But like we all know it's a bluff so there's really no risk. If the EU regulators could successfully kick Apple out without massive backlash from their own citizens it would be a win. The vacuum Apple would leave behind would be massive and give a chance, albeit maybe a small one given Google and Samsung would pounce, for EU companies to fill.
As much as it would suck personally if the internet got partitioned by political region, China absolutely got this one right by kicking out foreign companies that don't bend the knee to let their own domestic industry flourish.
This goes beyond phones, maybe this would be the opportunity as well, starting with something like the Pi, to have the European consumer electronics being based again home made hardware and OSes, like up to the early 1990's, gotta lose our dependency on US computer brands, specially if the government turns yet again.

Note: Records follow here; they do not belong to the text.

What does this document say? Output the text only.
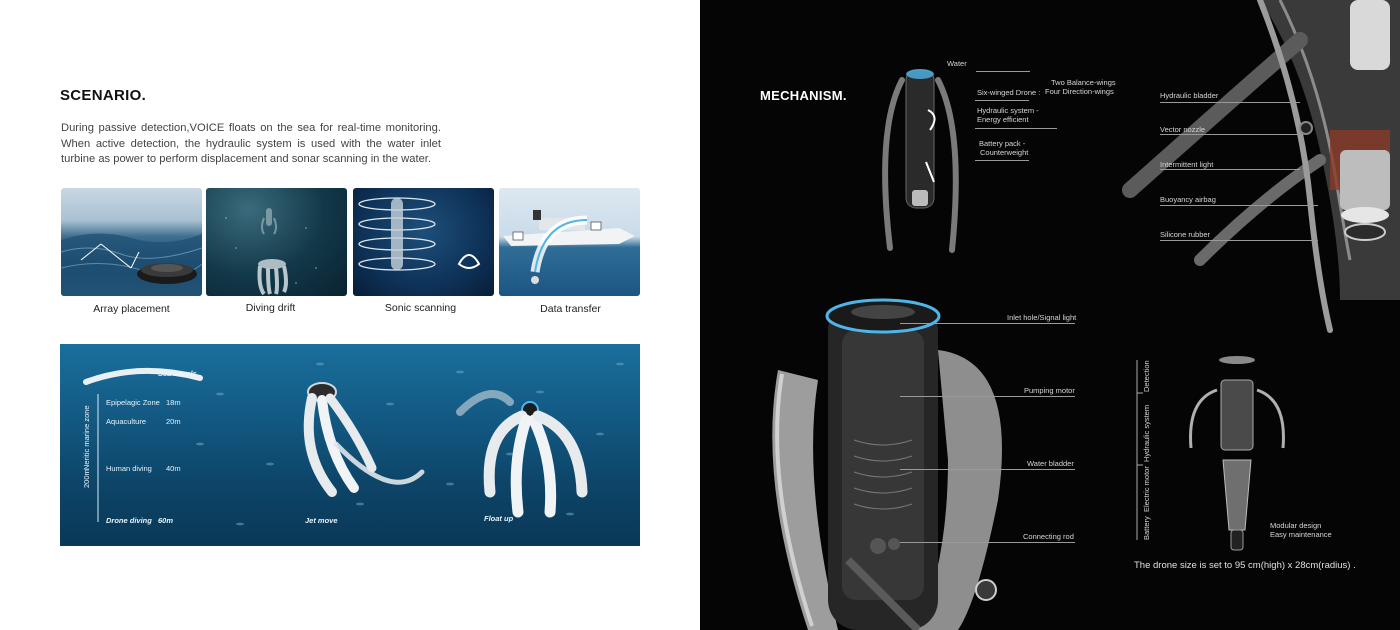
SCENARIO.
During passive detection,VOICE floats on the sea for real-time monitoring. When active detection, the hydraulic system is used with the water inlet turbine as power to perform displacement and sonar scanning in the water.
Array placement	Diving drift	Sonic scanning	Data transfer
Sea Levels
Epipelagic Zone 18m
Aquaculture	20m
Human diving 40m
Drone diving 60m
200m
Neritic marine zone
Jet move	Float up
MECHANISM.
Water
Six-winged Drone :
Two Balance-wings
Four Direction-wings
Hydraulic system -
Energy efficient
Battery pack -
Counterweight
Hydraulic bladder
Vector nozzle
Intermittent light
Buoyancy airbag
Silicone rubber
Inlet hole/Signal light
Pumping motor
Water bladder
Connecting rod
Detection
Hydraulic system
Electric motor
Battery	Modular design
Easy maintenance
The drone size is set to 95 cm(high) x 28cm(radius) .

For starters, the US' own government has also launched an anticompetitive inquiry into Apple's behavior. It's ongoing as we speak, and by the looks of it Apple isn't behaving like a company with nothing to hide.
And Google’s newly declared monopoly threatens to stop the 20B a year in basically free money they paid Apple to have Google be the default search provider. That 20B is 25% of services profits IIRC …
The risk with Apple calling the EU's "bluff" is that the EU may then to seek to break Apple apart into hardware and software divisions, and Apple will have handed the EU the ammunition they need to guarantee it happens.
But Apple's corporate tax structure requires them to be in the EU. It's not just the loss of EU revenues at stake; Apple would owe hundreds of billions more in taxes each year as a result of this "simple" suggestion.